All tests were done on the Great Lakes login node. The properties of this node are:
- 36 core 36 thread Intel Xeon 6154
- 192 GB Memory
- 1.9PB GPFS File System
- 100Gbps HDR Network
The data set has the following properties
- 6649 files
- 276 directories
- 221 GB total size
[ 0.000 B - 0.000 B ) 1
[ 0.000 B - 1.000 KB ) 560
[ 1.000 KB - 1.000 MB ) 4935
[ 1.000 MB - 10.000 MB ) 1175
[ 10.000 MB - 100.000 MB ) 116
[ 100.000 MB - 1.000 GB ) 94
[ 1.000 GB - 10.000 GB ) 43
[ 10.000 GB - 100.000 GB ) 1
[ 100.000 GB - 1.000 TB ) 0
[ 1.000 TB - MAX ) 0
This compares runtime and final archive size as compared to serial gzip.
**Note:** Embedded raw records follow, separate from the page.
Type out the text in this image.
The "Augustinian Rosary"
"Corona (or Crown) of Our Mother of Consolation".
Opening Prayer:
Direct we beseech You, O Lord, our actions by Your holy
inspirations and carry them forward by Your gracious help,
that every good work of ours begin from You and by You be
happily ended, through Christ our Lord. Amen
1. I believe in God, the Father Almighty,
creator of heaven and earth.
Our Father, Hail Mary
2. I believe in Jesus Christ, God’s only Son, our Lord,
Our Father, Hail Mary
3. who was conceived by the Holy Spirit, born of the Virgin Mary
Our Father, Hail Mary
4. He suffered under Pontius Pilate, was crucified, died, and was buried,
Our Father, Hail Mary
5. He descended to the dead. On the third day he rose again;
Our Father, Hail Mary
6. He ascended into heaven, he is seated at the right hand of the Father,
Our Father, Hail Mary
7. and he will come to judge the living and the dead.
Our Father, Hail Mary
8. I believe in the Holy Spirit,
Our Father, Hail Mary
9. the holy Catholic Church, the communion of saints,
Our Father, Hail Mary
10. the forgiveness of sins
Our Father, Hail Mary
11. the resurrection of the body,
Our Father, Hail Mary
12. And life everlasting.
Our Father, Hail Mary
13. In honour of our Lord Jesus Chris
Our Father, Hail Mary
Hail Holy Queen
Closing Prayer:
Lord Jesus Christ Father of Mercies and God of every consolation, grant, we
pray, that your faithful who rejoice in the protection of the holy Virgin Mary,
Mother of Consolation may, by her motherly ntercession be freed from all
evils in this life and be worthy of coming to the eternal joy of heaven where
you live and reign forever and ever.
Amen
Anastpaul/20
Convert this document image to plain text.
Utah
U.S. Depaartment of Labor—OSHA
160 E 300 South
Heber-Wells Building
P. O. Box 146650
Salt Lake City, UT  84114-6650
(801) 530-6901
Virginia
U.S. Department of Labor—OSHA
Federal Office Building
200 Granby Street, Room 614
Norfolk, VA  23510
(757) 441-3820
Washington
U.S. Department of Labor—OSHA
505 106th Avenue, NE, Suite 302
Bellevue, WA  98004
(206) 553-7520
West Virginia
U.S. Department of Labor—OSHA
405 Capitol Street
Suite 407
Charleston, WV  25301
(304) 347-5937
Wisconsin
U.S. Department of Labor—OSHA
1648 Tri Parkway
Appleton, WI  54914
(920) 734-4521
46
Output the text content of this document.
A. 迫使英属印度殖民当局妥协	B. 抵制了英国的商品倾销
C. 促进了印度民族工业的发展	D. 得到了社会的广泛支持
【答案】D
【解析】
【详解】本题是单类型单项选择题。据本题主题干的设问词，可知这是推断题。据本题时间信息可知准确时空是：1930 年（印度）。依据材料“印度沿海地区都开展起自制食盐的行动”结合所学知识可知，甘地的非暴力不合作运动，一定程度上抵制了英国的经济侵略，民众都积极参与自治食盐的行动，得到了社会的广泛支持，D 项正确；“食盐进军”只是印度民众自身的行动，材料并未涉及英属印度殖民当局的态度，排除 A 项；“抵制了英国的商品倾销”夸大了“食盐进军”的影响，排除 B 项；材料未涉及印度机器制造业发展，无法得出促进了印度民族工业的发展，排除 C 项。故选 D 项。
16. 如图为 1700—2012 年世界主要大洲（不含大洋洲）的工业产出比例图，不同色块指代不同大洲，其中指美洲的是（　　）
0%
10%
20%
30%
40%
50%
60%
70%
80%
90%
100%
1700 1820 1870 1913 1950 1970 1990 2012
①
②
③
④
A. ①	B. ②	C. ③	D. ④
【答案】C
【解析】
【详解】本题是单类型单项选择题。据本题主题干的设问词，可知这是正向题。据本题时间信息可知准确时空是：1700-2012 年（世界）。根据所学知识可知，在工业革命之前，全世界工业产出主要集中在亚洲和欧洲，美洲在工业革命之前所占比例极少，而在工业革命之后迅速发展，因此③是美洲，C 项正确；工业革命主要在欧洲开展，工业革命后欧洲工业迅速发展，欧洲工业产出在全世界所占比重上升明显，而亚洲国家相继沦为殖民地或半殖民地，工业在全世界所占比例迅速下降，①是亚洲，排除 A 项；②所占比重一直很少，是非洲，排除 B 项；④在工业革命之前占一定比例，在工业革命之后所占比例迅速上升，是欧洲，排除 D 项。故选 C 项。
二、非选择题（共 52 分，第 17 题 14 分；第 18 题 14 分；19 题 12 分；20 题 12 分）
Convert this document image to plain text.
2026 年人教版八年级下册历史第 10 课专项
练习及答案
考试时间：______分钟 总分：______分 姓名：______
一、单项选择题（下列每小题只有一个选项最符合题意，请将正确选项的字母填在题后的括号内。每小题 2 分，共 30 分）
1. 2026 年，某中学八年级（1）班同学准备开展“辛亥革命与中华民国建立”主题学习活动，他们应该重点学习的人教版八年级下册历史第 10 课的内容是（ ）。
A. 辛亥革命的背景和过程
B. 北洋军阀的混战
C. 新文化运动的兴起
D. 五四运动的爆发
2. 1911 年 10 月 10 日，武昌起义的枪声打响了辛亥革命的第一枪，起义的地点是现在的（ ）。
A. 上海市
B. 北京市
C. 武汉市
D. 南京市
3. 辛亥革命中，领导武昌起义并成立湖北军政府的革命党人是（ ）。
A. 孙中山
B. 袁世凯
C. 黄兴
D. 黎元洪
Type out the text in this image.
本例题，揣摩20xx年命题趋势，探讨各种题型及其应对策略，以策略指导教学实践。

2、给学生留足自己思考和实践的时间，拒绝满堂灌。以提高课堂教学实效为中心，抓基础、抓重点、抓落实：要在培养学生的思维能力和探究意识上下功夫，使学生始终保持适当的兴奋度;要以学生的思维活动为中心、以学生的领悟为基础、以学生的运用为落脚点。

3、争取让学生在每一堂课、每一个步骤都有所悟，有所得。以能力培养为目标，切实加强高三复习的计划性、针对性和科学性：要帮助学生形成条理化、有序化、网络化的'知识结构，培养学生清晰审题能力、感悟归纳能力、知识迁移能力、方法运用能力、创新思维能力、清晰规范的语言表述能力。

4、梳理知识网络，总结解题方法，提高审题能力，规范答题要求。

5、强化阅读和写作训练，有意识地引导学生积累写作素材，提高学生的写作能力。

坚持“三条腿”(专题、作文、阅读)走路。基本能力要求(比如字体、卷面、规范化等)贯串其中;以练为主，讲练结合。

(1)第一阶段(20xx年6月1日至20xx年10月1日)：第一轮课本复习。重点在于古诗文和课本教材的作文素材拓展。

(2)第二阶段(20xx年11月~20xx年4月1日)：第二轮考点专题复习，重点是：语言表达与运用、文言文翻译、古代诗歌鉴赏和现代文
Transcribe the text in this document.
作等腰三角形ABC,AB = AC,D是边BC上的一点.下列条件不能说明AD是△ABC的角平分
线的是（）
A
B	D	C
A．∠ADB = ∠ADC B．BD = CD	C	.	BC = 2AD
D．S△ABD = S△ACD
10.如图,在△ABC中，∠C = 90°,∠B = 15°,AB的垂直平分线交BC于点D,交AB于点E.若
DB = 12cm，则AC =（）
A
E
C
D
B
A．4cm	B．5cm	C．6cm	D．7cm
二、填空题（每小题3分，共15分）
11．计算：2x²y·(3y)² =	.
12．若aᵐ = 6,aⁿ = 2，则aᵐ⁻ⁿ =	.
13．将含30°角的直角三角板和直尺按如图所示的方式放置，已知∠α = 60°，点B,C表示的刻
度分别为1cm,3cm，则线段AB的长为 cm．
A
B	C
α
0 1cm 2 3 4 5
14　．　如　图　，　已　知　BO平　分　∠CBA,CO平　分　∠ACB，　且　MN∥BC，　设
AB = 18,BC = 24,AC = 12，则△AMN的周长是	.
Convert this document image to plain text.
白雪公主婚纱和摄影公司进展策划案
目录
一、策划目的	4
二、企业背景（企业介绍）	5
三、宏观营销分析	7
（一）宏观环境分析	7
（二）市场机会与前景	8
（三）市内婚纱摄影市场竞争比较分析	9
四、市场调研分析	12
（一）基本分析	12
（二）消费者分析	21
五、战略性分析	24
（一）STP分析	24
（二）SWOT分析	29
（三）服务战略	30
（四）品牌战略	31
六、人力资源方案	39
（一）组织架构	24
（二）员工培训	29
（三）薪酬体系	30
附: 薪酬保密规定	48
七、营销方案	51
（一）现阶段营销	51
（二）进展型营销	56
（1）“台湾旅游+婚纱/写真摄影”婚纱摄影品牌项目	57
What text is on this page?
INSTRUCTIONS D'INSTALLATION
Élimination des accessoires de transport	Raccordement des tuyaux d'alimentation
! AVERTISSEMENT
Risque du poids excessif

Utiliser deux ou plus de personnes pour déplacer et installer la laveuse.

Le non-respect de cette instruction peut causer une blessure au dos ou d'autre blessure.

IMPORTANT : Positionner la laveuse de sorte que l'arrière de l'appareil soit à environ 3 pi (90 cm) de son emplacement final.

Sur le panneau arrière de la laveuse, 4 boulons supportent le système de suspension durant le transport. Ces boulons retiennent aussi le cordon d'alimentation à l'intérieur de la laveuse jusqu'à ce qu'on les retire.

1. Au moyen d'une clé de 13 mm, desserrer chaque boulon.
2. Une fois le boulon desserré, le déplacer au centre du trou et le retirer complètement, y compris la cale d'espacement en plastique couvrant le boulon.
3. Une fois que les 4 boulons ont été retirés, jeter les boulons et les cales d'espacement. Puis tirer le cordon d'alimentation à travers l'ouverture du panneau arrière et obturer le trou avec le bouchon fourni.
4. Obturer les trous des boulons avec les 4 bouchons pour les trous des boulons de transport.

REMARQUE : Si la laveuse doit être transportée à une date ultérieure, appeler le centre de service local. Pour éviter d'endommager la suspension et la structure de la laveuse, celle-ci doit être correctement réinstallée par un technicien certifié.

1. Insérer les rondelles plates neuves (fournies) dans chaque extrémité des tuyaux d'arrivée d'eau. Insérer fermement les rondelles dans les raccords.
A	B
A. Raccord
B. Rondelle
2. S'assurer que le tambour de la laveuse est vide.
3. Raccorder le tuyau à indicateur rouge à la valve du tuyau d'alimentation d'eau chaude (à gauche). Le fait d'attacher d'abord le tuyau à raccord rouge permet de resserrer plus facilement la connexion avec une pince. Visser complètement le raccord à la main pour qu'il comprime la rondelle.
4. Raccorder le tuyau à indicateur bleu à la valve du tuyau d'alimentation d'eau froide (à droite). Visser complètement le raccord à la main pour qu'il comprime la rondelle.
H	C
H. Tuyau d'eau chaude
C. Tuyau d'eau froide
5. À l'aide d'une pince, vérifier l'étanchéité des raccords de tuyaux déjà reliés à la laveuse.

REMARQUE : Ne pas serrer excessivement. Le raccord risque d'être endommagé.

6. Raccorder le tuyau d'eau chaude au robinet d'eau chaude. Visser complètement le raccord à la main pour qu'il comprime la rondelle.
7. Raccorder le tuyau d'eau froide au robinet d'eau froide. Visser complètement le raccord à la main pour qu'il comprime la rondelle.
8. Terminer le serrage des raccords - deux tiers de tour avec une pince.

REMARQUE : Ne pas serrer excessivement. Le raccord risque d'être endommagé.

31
This was accomplished with
tar -I pigz -cf myarchive.tar.gz
pigz can only compress in parallel with very minimal speedup on decompression
xz requires -T0 option to use all cores in the system or will default to 1
xz cannot decompress files in parallel but pixz can
lbzip2 and mpibzip2 can only decompress in parallel if the archive was compressed with a parallel aware compressor
lz4 is not parallel aware but is by far the fastest compressor of all, but with the least space savings
zstd requires -T0 option to use all cores or will default to 1
Overall using the drop in replacements for gzip and bzip2 are obvious improvements on modern multi-core systems. While xz and lz4 are available on almost all modern systems they are still less portable than gzip and bz2 based compressors.
lz4 is very interesting as it's so fast it uses almost no CPU. If one was collecting data on a lower powered device using lz4 appears to be 'compression for free'. While not as effective as the other compressors there is almost no performance impact during tar/untar when using lz4.
One would hope over time the stock installs of gzip and bzip2 are replaced by the parallel versions. Xz is very stable but struggles to utilize very high core counts of modern systems, but still returns the best compression ratio.